These isolates were categorized according to the standard susceptibilities of the most resistant of the two isolates (C. krusei in both cases).
Comparison of the results of the conventional and the direct susceptibility testing methods by kappa score demonstrated excellent agreement for fluconazole using both disk diffusion and Etest (Table 2) and for amphotericin using disk diffusion. Agreement for voriconazole using disk diffusion was low because there was only one nonsusceptible strain and the result was statistically insignificant (P = 0.56). The Etest results for voriconazole and amphotericin B had 100% categorical agreement, but kappa scores could not be generated because there was only one category, i.e., susceptible.

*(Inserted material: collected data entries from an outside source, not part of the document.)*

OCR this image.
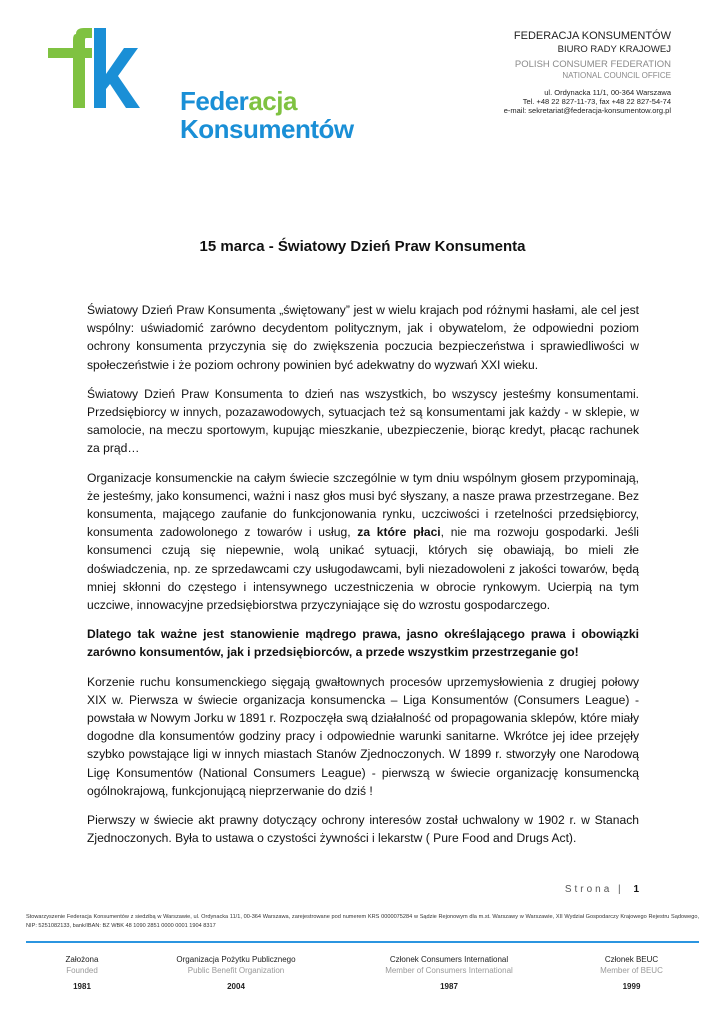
Federacja
Konsumentów
FEDERACJA KONSUMENTÓW
BIURO RADY KRAJOWEJ
POLISH CONSUMER FEDERATION
NATIONAL COUNCIL OFFICE
ul. Ordynacka 11/1, 00-364 Warszawa
Tel. +48 22 827-11-73, fax +48 22 827-54-74
e-mail: sekretariat@federacja-konsumentow.org.pl
15 marca - Światowy Dzień Praw Konsumenta

Światowy Dzień Praw Konsumenta „świętowany” jest w wielu krajach pod różnymi hasłami, ale cel jest wspólny: uświadomić zarówno decydentom politycznym, jak i obywatelom, że odpowiedni poziom ochrony konsumenta przyczynia się do zwiększenia poczucia bezpieczeństwa i sprawiedliwości w społeczeństwie i że poziom ochrony powinien być adekwatny do wyzwań XXI wieku.

Światowy Dzień Praw Konsumenta to dzień nas wszystkich, bo wszyscy jesteśmy konsumentami. Przedsiębiorcy w innych, pozazawodowych, sytuacjach też są konsumentami jak każdy - w sklepie, w samolocie, na meczu sportowym, kupując mieszkanie, ubezpieczenie, biorąc kredyt, płacąc rachunek za prąd…

Organizacje konsumenckie na całym świecie szczególnie w tym dniu wspólnym głosem przypominają, że jesteśmy, jako konsumenci, ważni i nasz głos musi być słyszany, a nasze prawa przestrzegane. Bez konsumenta, mającego zaufanie do funkcjonowania rynku, uczciwości i rzetelności przedsiębiorcy, konsumenta zadowolonego z towarów i usług, za które płaci, nie ma rozwoju gospodarki. Jeśli konsumenci czują się niepewnie, wolą unikać sytuacji, których się obawiają, bo mieli złe doświadczenia, np. ze sprzedawcami czy usługodawcami, byli niezadowoleni z jakości towarów, będą mniej skłonni do częstego i intensywnego uczestniczenia w obrocie rynkowym. Ucierpią na tym uczciwe, innowacyjne przedsiębiorstwa przyczyniające się do wzrostu gospodarczego.

Dlatego tak ważne jest stanowienie mądrego prawa, jasno określającego prawa i obowiązki zarówno konsumentów, jak i przedsiębiorców, a przede wszystkim przestrzeganie go!

Korzenie ruchu konsumenckiego sięgają gwałtownych procesów uprzemysłowienia z drugiej połowy XIX w. Pierwsza w świecie organizacja konsumencka – Liga Konsumentów (Consumers League) - powstała w Nowym Jorku w 1891 r. Rozpoczęła swą działalność od propagowania sklepów, które miały dogodne dla konsumentów godziny pracy i odpowiednie warunki sanitarne. Wkrótce jej idee przejęły szybko powstające ligi w innych miastach Stanów Zjednoczonych. W 1899 r. stworzyły one Narodową Ligę Konsumentów (National Consumers League) - pierwszą w świecie organizację konsumencką ogólnokrajową, funkcjonującą nieprzerwanie do dziś !

Pierwszy w świecie akt prawny dotyczący ochrony interesów został uchwalony w 1902 r. w Stanach Zjednoczonych. Była to ustawa o czystości żywności i lekarstw ( Pure Food and Drugs Act).

Strona | 1
Stowarzyszenie Federacja Konsumentów z siedzibą w Warszawie, ul. Ordynacka 11/1, 00-364 Warszawa, zarejestrowane pod numerem KRS 0000075284 w Sądzie Rejonowym dla m.st. Warszawy w Warszawie, XII Wydział Gospodarczy Krajowego Rejestru Sądowego, NIP: 5251082133, bank/IBAN: BZ WBK 48 1090 2851 0000 0001 1904 8317
Założona
Founded
1981
Organizacja Pożytku Publicznego
Public Benefit Organization
2004
Członek Consumers International
Member of Consumers International
1987
Członek BEUC
Member of BEUC
1999
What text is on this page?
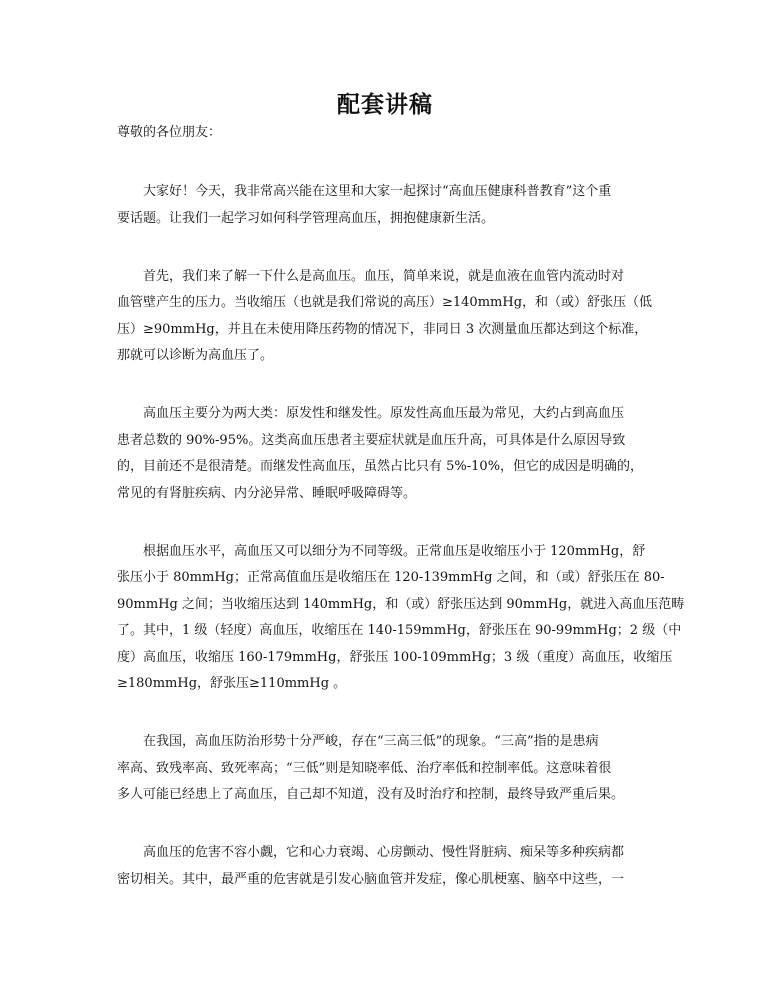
配套讲稿
尊敬的各位朋友：
　　大家好！今天，我非常高兴能在这里和大家一起探讨“高血压健康科普教育”这个重
要话题。让我们一起学习如何科学管理高血压，拥抱健康新生活。
　　首先，我们来了解一下什么是高血压。血压，简单来说，就是血液在血管内流动时对
血管壁产生的压力。当收缩压（也就是我们常说的高压）≥140mmHg，和（或）舒张压（低
压）≥90mmHg，并且在未使用降压药物的情况下，非同日 3 次测量血压都达到这个标准，
那就可以诊断为高血压了。
　　高血压主要分为两大类：原发性和继发性。原发性高血压最为常见，大约占到高血压
患者总数的 90%-95%。这类高血压患者主要症状就是血压升高，可具体是什么原因导致
的，目前还不是很清楚。而继发性高血压，虽然占比只有 5%-10%，但它的成因是明确的，
常见的有肾脏疾病、内分泌异常、睡眠呼吸障碍等。
　　根据血压水平，高血压又可以细分为不同等级。正常血压是收缩压小于 120mmHg，舒
张压小于 80mmHg；正常高值血压是收缩压在 120-139mmHg 之间，和（或）舒张压在 80-
90mmHg 之间；当收缩压达到 140mmHg，和（或）舒张压达到 90mmHg，就进入高血压范畴
了。其中，1 级（轻度）高血压，收缩压在 140-159mmHg，舒张压在 90-99mmHg；2 级（中
度）高血压，收缩压 160-179mmHg，舒张压 100-109mmHg；3 级（重度）高血压，收缩压
≥180mmHg，舒张压≥110mmHg 。
　　在我国，高血压防治形势十分严峻，存在“三高三低”的现象。“三高”指的是患病
率高、致残率高、致死率高；“三低”则是知晓率低、治疗率低和控制率低。这意味着很
多人可能已经患上了高血压，自己却不知道，没有及时治疗和控制，最终导致严重后果。
　　高血压的危害不容小觑，它和心力衰竭、心房颤动、慢性肾脏病、痴呆等多种疾病都
密切相关。其中，最严重的危害就是引发心脑血管并发症，像心肌梗塞、脑卒中这些，一
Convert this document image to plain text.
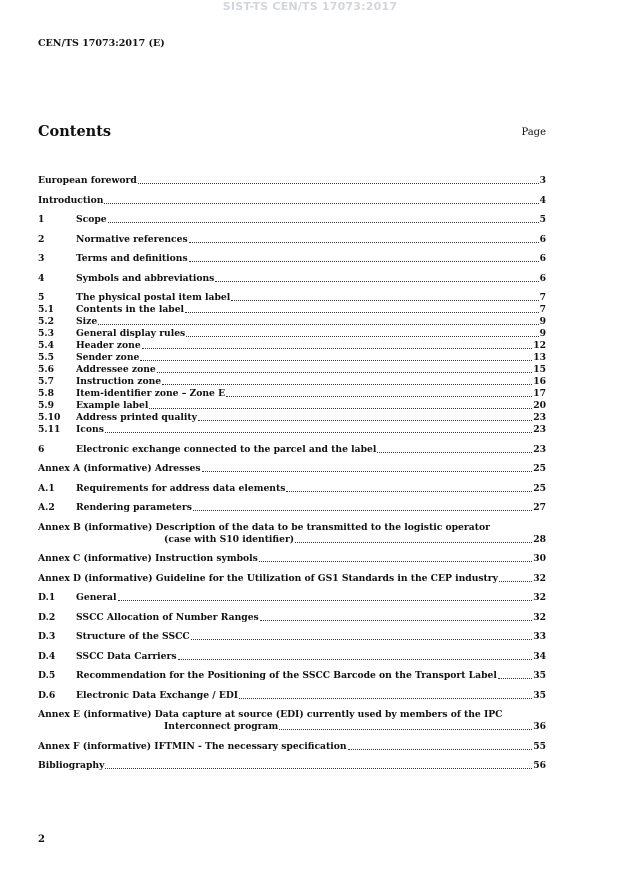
SIST-TS CEN/TS 17073:2017
CEN/TS 17073:2017 (E)
Contents	Page
European foreword	3
Introduction	4
1	Scope	5
2	Normative references	6
3	Terms and definitions	6
4	Symbols and abbreviations	6
5	The physical postal item label	7
5.1	Contents in the label	7
5.2	Size	9
5.3	General display rules	9
5.4	Header zone	12
5.5	Sender zone	13
5.6	Addressee zone	15
5.7	Instruction zone	16
5.8	Item-identifier zone – Zone E	17
5.9	Example label	20
5.10	Address printed quality	23
5.11	Icons	23
6	Electronic exchange connected to the parcel and the label	23
Annex A (informative) Adresses	25
A.1	Requirements for address data elements	25
A.2	Rendering parameters	27
Annex B (informative) Description of the data to be transmitted to the logistic operator
(case with S10 identifier)	28
Annex C (informative) Instruction symbols	30
Annex D (informative) Guideline for the Utilization of GS1 Standards in the CEP industry	32
D.1	General	32
D.2	SSCC Allocation of Number Ranges	32
D.3	Structure of the SSCC	33
D.4	SSCC Data Carriers	34
D.5	Recommendation for the Positioning of the SSCC Barcode on the Transport Label	35
D.6	Electronic Data Exchange / EDI	35
Annex E (informative) Data capture at source (EDI) currently used by members of the IPC
Interconnect program	36
Annex F (informative) IFTMIN - The necessary specification	55
Bibliography	56
2
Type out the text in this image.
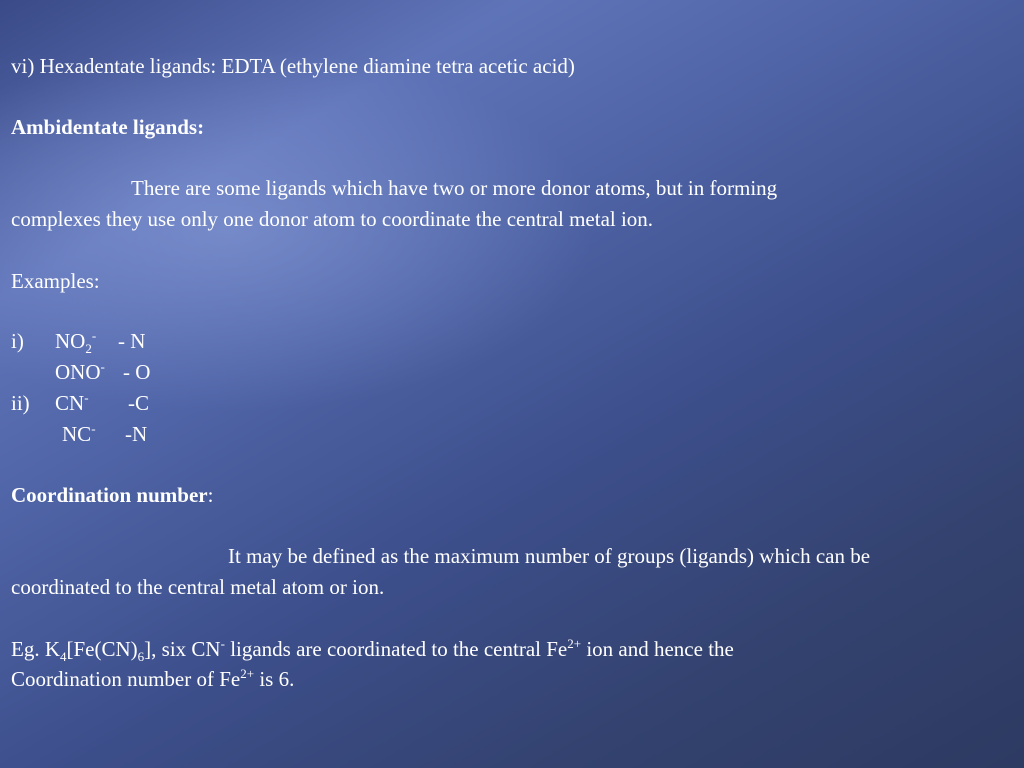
vi) Hexadentate ligands: EDTA (ethylene diamine tetra acetic acid)
Ambidentate ligands:
There are some ligands which have two or more donor atoms, but in forming
complexes they use only one donor atom to coordinate the central metal ion.
Examples:
i) $NO_2^-$ - N
ONO- - O
ii) CN- -C
NC- -N
Coordination number:
It may be defined as the maximum number of groups (ligands) which can be
coordinated to the central metal atom or ion.
Eg. $K_4[Fe(CN)_6]$, six CN- ligands are coordinated to the central $Fe^{2+}$ ion and hence the
Coordination number of $Fe^{2+}$ is 6.
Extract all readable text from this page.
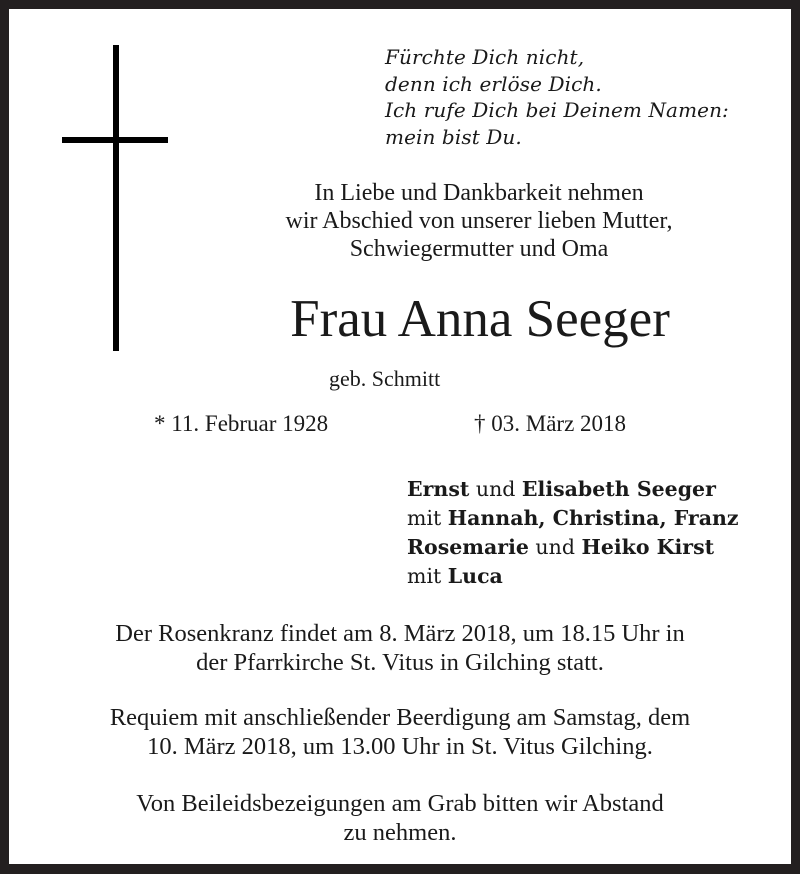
Fürchte Dich nicht,
denn ich erlöse Dich.
Ich rufe Dich bei Deinem Namen:
mein bist Du.
In Liebe und Dankbarkeit nehmen
wir Abschied von unserer lieben Mutter,
Schwiegermutter und Oma
Frau Anna Seeger
geb. Schmitt
* 11. Februar 1928	† 03. März 2018
Ernst und Elisabeth Seeger
mit Hannah, Christina, Franz
Rosemarie und Heiko Kirst
mit Luca
Der Rosenkranz findet am 8. März 2018, um 18.15 Uhr in
der Pfarrkirche St. Vitus in Gilching statt.
Requiem mit anschließender Beerdigung am Samstag, dem
10. März 2018, um 13.00 Uhr in St. Vitus Gilching.
Von Beileidsbezeigungen am Grab bitten wir Abstand
zu nehmen.
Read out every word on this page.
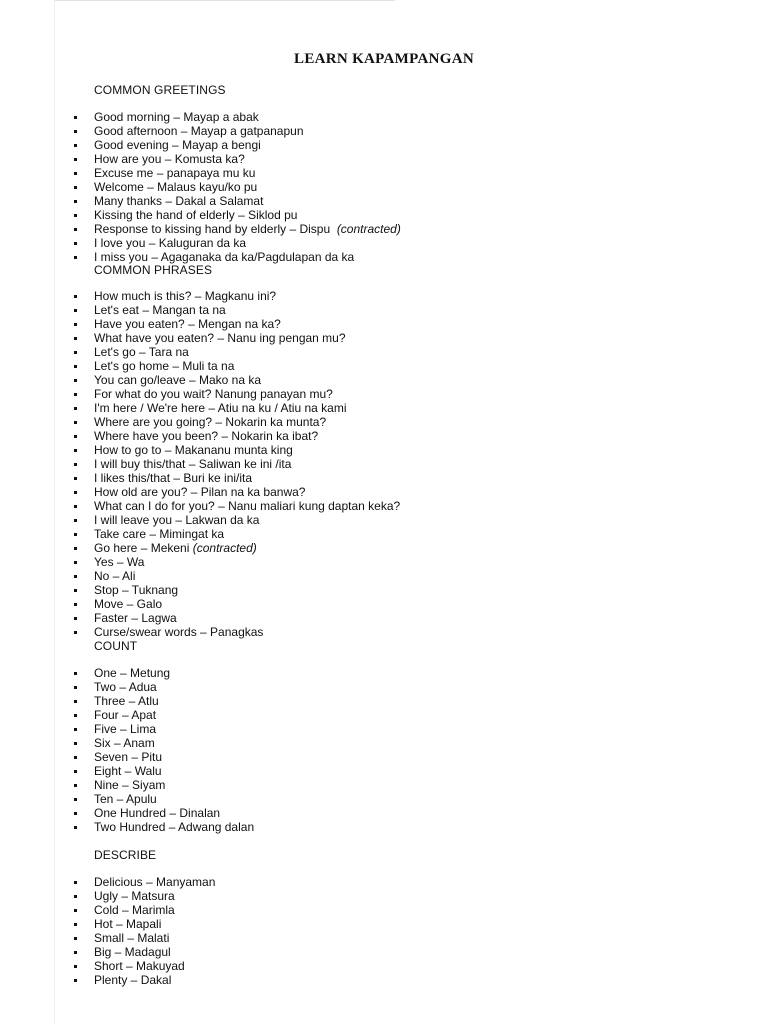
LEARN KAPAMPANGAN
COMMON GREETINGS
Good morning – Mayap a abak
Good afternoon – Mayap a gatpanapun
Good evening – Mayap a bengi
How are you – Komusta ka?
Excuse me – panapaya mu ku
Welcome – Malaus kayu/ko pu
Many thanks – Dakal a Salamat
Kissing the hand of elderly – Siklod pu
Response to kissing hand by elderly – Dispu (contracted)
I love you – Kaluguran da ka
I miss you – Agaganaka da ka/Pagdulapan da ka
COMMON PHRASES
How much is this? – Magkanu ini?
Let's eat – Mangan ta na
Have you eaten? – Mengan na ka?
What have you eaten? – Nanu ing pengan mu?
Let's go – Tara na
Let's go home – Muli ta na
You can go/leave – Mako na ka
For what do you wait? Nanung panayan mu?
I'm here / We're here – Atiu na ku / Atiu na kami
Where are you going? – Nokarin ka munta?
Where have you been? – Nokarin ka ibat?
How to go to – Makananu munta king
I will buy this/that – Saliwan ke ini /ita
I likes this/that – Buri ke ini/ita
How old are you? – Pilan na ka banwa?
What can I do for you? – Nanu maliari kung daptan keka?
I will leave you – Lakwan da ka
Take care – Mimingat ka
Go here – Mekeni (contracted)
Yes – Wa
No – Ali
Stop – Tuknang
Move – Galo
Faster – Lagwa
Curse/swear words – Panagkas
COUNT
One – Metung
Two – Adua
Three – Atlu
Four – Apat
Five – Lima
Six – Anam
Seven – Pitu
Eight – Walu
Nine – Siyam
Ten – Apulu
One Hundred – Dinalan
Two Hundred – Adwang dalan
DESCRIBE
Delicious – Manyaman
Ugly – Matsura
Cold – Marimla
Hot – Mapali
Small – Malati
Big – Madagul
Short – Makuyad
Plenty – Dakal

Although the caspofungin MICs only differed by one or two dilutions, they resulted in categorical disagreement and only moderate agreement by kappa score.
TABLE 2.
Antifungal | Test modality | No. of isolates tested | Categorical agreement (%) | Kappa score (SE) | Kappa P value |
---|---|---|---|---|---|
Voriconazole | Disk diffusion | 104 | 97.12 | −0.0130 (0.0923)a | 0.5559 |
Etest | 28 | 100 | —b | — | |
Fluconazole | Disk diffusion | 104 | 97.12 | 0.9019 (0.0755) | <0.0001 |
Etest | 21 | 100 | 1.000 (0.2182) | <0.0001 | |
Amphotericin B | Disk diffusion | 104 | 100 | 1.000 (0.0981) | <0.0001 |
Etest | 29 | 100 | —b | — | |
Caspofungin | Etest | 29 | 86.21 | 0.4844 (0.1675) | 0.0019 |
The kappa score is negative because there was only one isolate in the nonsusceptible category and the expected agreement rate is higher than the detected agreement.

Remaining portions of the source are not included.